Costly Grace

In days of hardships, particularly when one is being persecuted for his/her faith, those who become Christians count the cost of discipleship carefully before taking up the cross of Christ.  In good times, prosperous times, the cost of discipleship does not seem so high, and people take the name of Jesus without undergoing any transformation of life and lifestyle that true and real regeneration by grace implies.

 

Dietrich Bonhoeffer, the German churchman of the Nazi era who eventually suffered martyrdom for his opposition to Hitler’s policies, called this erroneous theology, “cheap grace”. Bonhoeffer said cheap grace is the preaching of forgiveness without requiring repentance, baptism without discipline of community. It is the Lord’s Supper without

confession of sin. It is the absolution of our sin without personal confession.

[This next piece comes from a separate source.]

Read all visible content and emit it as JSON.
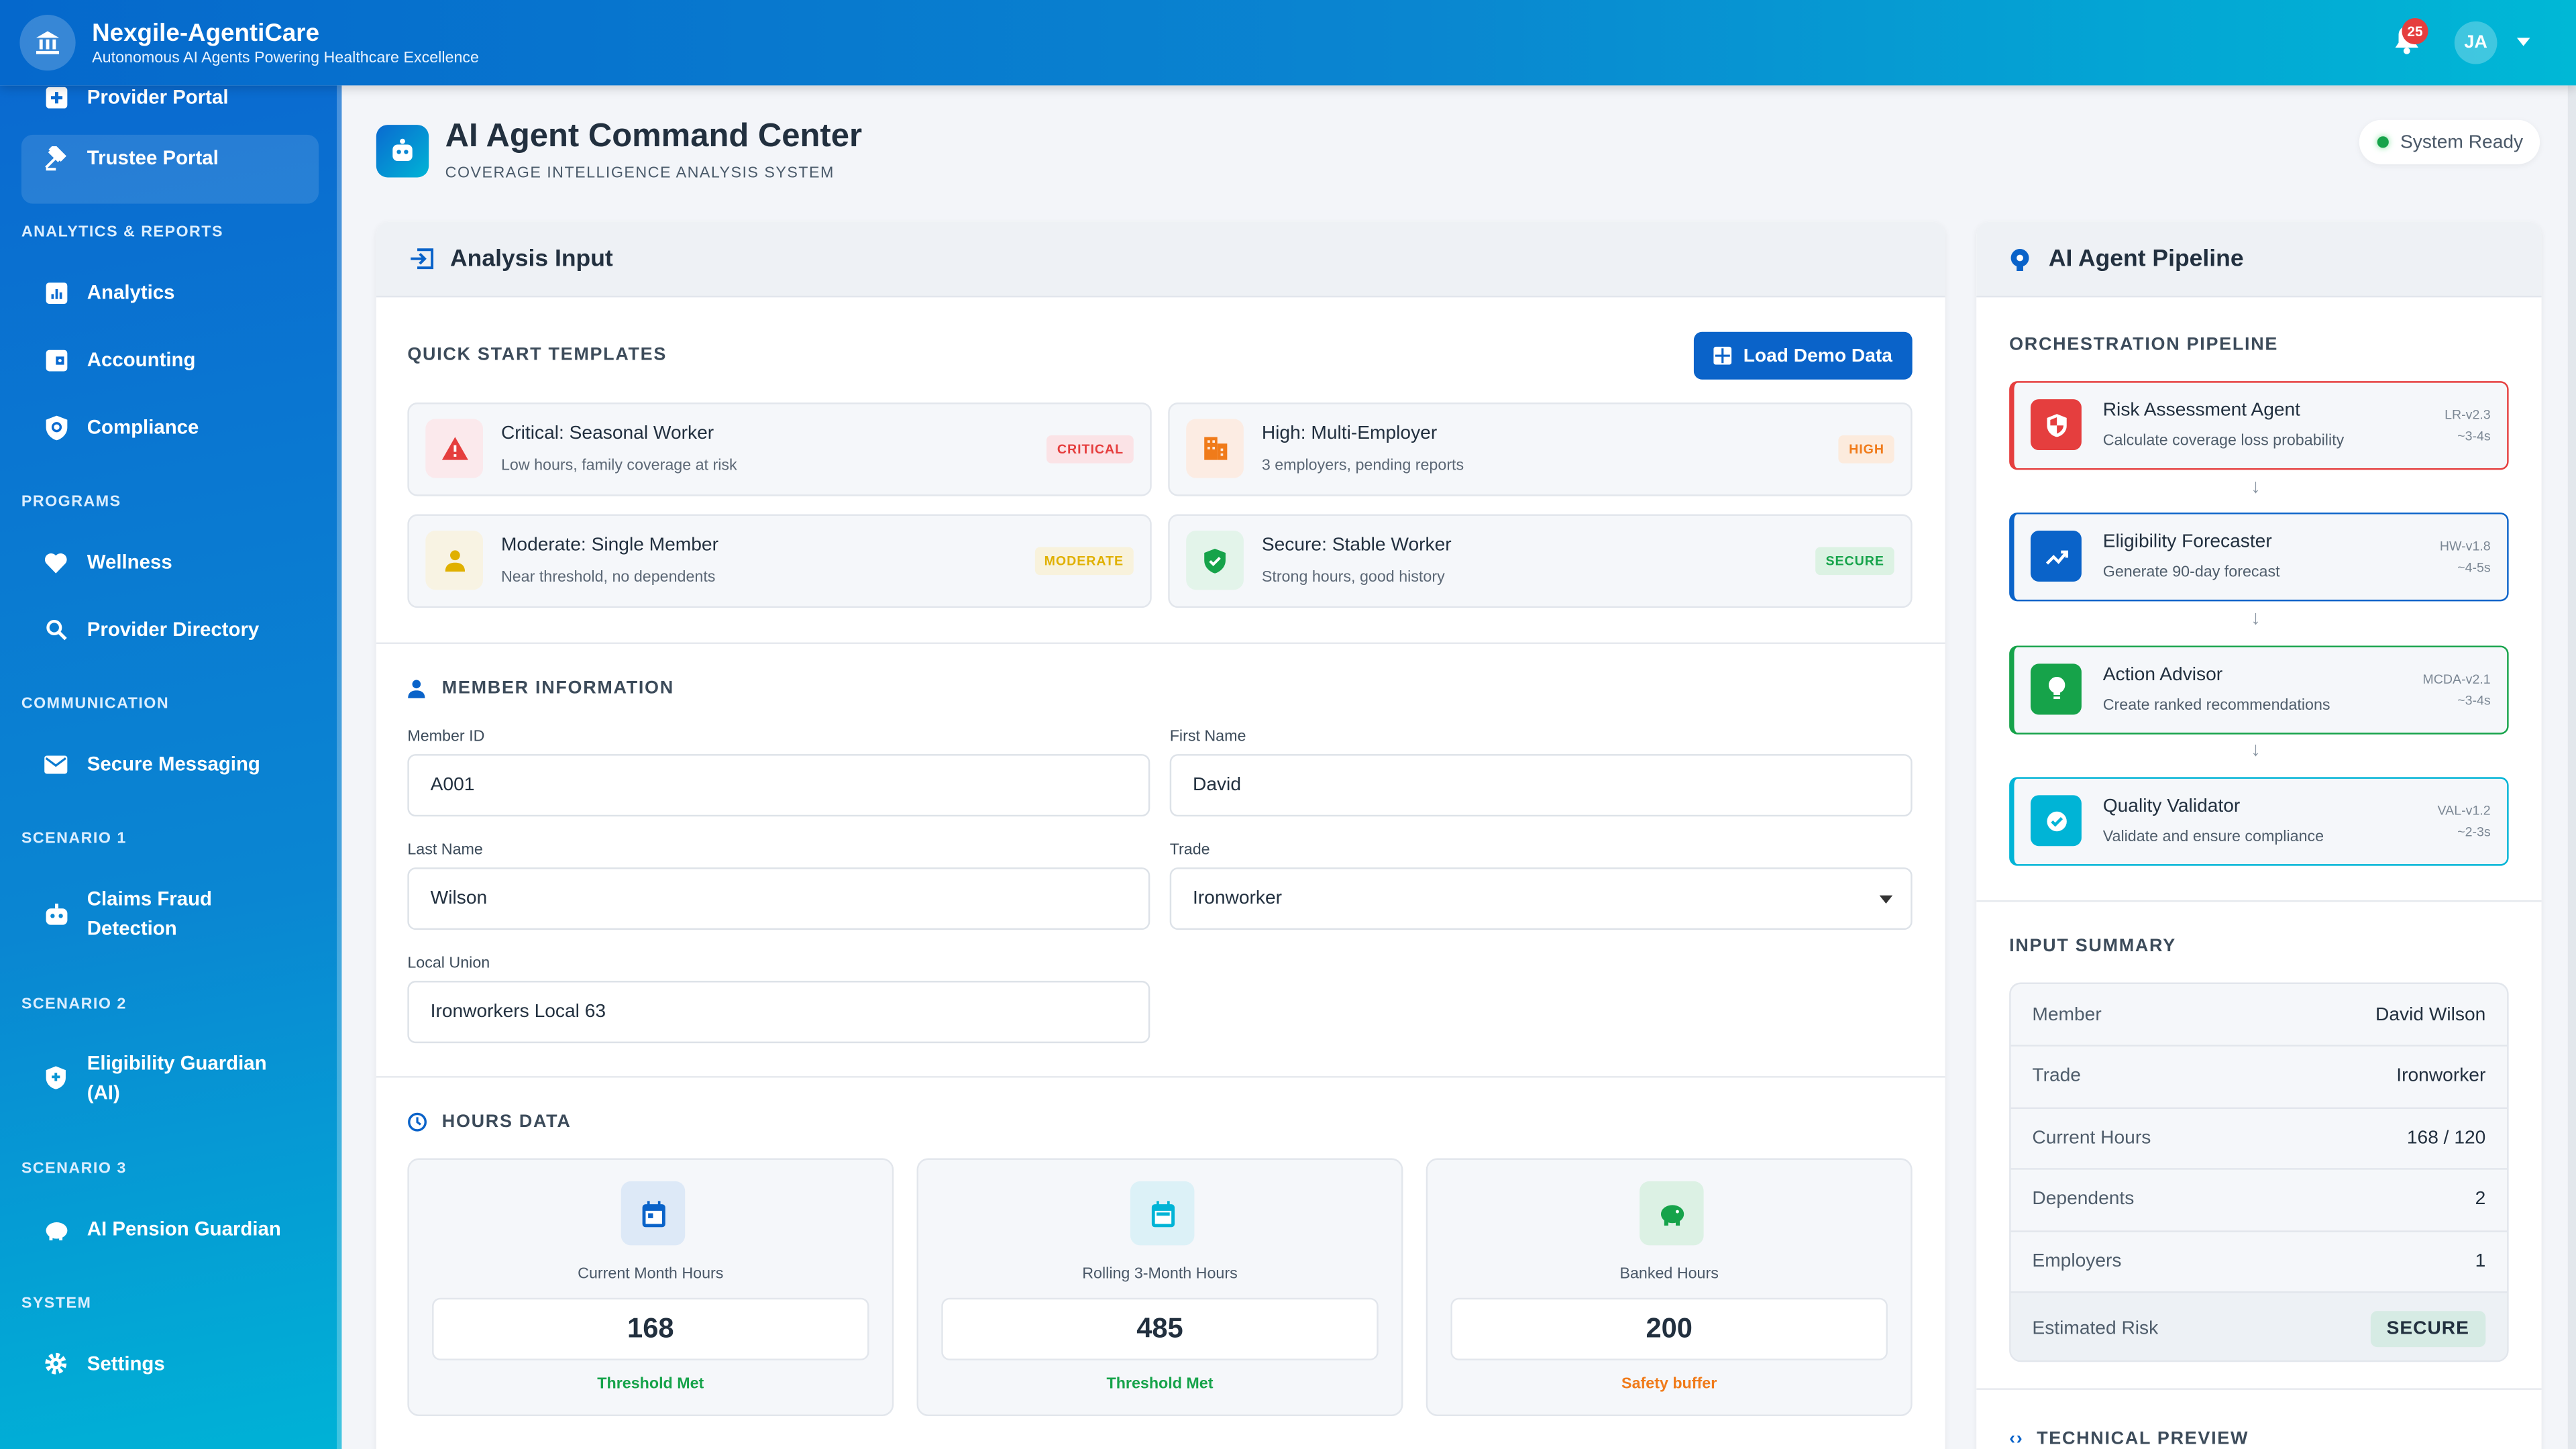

Cheap grace is grace without discipleship, grace without the cross, grace without the living, incarnate Jesus Christ.

 

Costly grace is the treasure hidden in the field for the sake of which people go and sell with joy everything they have. It is the costly pearl of great price by which the merchant will sell all his goods to receive it. Costly grace is the gospel which must be sought again and again, the gift which must be asked for, the door at which a man must knock. Such grace is costly because it causes us to follow, and it is grace because it causes us to follow Jesus Christ. These words, “follow me”, are a statement to all would-be Christians that discipleship means following Jesus in a personal and generally costly way.